И голландец, забыв о дипломатических приличиях, подошел к Саше и высказал ему всё, что он о нем думает, плавно переехав с первой, не очень удачной русской фразы на английский язык, а потом и вовсе стал шпарить по-голландски. Саша различал лишь единственное знакомое слово, периодически произносимое спонсором, – «фашист».

Саша не стал возражать безумному голландцу, а просто снял шапку, обнажив свою лысину, обильно запачканную испуганными птенцами (отчего орнитолог стал похож на известного генсека) и выпустил остальных пленников к обрадованной матери. Всё куличное семейство радостным писком благодарило доброго иностранного избавителя. Саша надел шапку и, обиженно втянув голову в плечи, пошел к балку.

А голландец спрятался от ледяного ветра за сортиром. Там он в бинокль стал вести наблюдения за куликами, сопереживая воссоединению семьи. Саша в балке отогрелся, попил чаю и загрузил желудок очередной порцией противной сладкой каши, сваренной утром студентом. Он посидел, погрустил еще немного и почувствовал определенный позыв. Орнитолог не стал противиться природе и вышел до ветру, вернее, до досчатого нужника.

Результаты Сашиного облегчения были трагичными: дверь, открытая повеселевшим куличатником, подхватил порыв ветра, и она с размаху трахнула иностранного наблюдателя, да так крепко, что у него потемнело в глазах.

– Это он мне мстит за то, что я сказал ему правду, – подумал теряющий сознание голландец, – не любит он правды! А кто ее любит?

Он пролежал за сортиром минут двадцать и был найден и приведен в чувство и балок возвращающимся от своих поморников Вовой.

С этого дня голландец присмирел и перестал делать замечания Саше, видимо, решив, что уж лучше пусть живым останется он сам, чем кулики. И вообще спонсор обходил и Сашу и сортир стороной. А в тех случаях, когда ему приходилось пользоваться этим заведением, ревнитель природы опасливо приближался к домику и еще издали вопрошал на плохом русском языке:

– Александр, вы здесь?

* * *

И вот теперь Вова, один из участников той давней советско-голландской экспедиции на Чукотку, брел по островку где-то в Большеземельской тундре, окрикиваемый хорошо знакомым еще со студенческих лет поморником.

Некоторые морянки, за гнездами которых охотился Вова, затаивались и улетали, предварительно обгадив кладки, когда орнитолог подходил вплотную.
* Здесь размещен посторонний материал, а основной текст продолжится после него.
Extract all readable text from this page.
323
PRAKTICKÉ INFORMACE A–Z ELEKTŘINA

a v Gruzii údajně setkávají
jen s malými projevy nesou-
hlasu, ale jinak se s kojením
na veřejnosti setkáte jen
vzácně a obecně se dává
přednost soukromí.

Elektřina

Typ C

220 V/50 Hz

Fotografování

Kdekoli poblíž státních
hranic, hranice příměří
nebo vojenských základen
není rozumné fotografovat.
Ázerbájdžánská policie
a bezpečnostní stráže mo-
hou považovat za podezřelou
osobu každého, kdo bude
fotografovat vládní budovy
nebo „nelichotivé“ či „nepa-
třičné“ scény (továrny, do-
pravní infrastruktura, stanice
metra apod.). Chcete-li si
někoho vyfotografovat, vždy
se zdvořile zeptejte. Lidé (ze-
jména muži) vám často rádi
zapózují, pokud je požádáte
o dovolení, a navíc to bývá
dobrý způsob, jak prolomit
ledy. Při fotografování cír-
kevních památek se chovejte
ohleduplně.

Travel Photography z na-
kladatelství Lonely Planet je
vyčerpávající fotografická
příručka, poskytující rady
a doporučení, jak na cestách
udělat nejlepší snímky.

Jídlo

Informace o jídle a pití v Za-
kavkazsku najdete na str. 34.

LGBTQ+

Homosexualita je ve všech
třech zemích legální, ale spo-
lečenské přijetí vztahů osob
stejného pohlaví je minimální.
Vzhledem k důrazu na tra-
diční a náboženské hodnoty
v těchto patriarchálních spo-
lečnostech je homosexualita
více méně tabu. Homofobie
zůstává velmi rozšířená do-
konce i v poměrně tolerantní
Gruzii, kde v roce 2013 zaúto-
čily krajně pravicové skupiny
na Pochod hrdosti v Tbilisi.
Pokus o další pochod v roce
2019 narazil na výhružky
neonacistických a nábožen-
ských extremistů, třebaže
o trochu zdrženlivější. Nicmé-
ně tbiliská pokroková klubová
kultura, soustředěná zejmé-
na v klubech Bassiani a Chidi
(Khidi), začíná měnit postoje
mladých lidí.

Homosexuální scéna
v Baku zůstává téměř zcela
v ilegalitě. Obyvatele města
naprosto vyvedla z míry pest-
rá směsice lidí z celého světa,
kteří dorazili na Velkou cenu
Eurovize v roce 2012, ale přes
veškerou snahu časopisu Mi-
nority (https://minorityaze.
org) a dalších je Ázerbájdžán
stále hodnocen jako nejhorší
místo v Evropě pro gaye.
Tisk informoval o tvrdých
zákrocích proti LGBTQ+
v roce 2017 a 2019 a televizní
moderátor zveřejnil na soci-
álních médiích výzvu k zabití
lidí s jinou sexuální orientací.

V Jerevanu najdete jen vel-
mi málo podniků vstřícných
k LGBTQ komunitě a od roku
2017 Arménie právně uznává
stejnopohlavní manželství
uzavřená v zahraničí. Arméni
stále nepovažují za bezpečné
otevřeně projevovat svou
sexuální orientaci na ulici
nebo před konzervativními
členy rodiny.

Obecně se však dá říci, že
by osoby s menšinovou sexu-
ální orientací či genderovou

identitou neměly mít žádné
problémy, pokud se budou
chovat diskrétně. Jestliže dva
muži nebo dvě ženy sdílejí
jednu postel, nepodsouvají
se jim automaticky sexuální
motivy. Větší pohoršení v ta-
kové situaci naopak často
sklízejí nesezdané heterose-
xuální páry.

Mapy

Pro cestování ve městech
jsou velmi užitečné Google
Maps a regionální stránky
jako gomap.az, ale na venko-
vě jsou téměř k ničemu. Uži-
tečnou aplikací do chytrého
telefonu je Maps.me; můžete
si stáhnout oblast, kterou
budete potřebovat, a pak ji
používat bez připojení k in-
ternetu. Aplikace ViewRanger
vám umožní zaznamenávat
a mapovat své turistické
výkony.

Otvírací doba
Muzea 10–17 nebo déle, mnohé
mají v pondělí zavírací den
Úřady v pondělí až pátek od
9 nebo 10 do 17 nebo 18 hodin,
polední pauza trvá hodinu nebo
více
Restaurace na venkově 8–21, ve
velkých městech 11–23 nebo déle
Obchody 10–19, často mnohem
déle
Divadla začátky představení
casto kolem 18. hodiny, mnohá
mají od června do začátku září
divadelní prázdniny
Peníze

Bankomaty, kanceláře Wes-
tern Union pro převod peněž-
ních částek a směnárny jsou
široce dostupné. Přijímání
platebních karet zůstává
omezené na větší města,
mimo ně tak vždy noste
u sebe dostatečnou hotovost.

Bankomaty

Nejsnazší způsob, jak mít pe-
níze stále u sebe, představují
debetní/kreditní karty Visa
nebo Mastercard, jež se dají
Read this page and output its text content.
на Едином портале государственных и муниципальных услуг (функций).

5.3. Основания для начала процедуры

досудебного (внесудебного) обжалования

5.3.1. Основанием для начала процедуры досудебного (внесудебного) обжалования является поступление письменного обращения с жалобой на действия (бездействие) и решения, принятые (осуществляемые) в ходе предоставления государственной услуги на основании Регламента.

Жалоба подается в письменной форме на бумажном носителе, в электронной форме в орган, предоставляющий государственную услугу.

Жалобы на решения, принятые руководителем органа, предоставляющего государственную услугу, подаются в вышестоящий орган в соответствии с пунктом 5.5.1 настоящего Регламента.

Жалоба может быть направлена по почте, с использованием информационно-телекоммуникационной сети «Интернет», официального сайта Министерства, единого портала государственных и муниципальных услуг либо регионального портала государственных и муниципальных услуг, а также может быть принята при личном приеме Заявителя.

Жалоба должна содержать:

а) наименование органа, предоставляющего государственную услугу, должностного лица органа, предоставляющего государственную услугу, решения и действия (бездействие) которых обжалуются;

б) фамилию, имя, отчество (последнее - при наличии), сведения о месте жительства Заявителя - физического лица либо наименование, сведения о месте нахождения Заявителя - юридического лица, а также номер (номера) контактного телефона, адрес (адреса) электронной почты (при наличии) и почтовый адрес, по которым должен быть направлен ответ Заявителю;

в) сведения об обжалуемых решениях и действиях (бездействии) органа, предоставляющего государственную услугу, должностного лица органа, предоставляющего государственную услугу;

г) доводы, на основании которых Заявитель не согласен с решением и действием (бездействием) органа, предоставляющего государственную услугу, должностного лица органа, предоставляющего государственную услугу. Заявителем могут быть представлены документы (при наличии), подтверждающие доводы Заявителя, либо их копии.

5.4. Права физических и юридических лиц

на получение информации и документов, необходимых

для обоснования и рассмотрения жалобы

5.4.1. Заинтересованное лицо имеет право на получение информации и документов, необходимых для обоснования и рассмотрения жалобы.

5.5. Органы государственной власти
Другие незаметно сходили с гнезда заранее, замаскировав яйца серым пухом, служащим выстилкой гнезда. Вова взял свежую кладку, запаковал ее в коробку, переложив каждое яйцо мхом, и вернулся в лагерь. Там, поглядывая на далекий скалистый кряж, над которым кружилась пара сапсанов, Вова обработал кладки. Содержимое каждого яйца он выдул через тоненькую дырочку, просверленную в скорлупе специальным голландским сверлом – подарком, который Вова вынудил сделать спонсора на далекой Чукотке.

Вова развел сухое молоко, разболтал в нем утиные яйца, раздул тлеющий костер и приготовил омлет. Он пообедал, собрал палатку и рюкзак, взгромоздил поклажу себе на спину и тронулся к стационару. Очередная двухнедельная вылазка в тундру кончилась.

Висевшие с утра облака разошлись и выглянуло солнце. Над ивовыми кустами взлетела, мелькнув охристым хвостом, варакушка. Тихонько заверещали, потревоженные тяжелой поступью орнитолога, белохвостые песочники, сдержанно и глуховато покрякивали взлетающие турухтанихи. Как заводящийся мотоцикл, заорала самка белой куропатки, и, распластавшись и, чертя крыльями по земле, неспешно побежала прочь. Вова пошел медленнее и вскоре обнаружил несколько затаившихся цыплят – причину ее шумного поведения.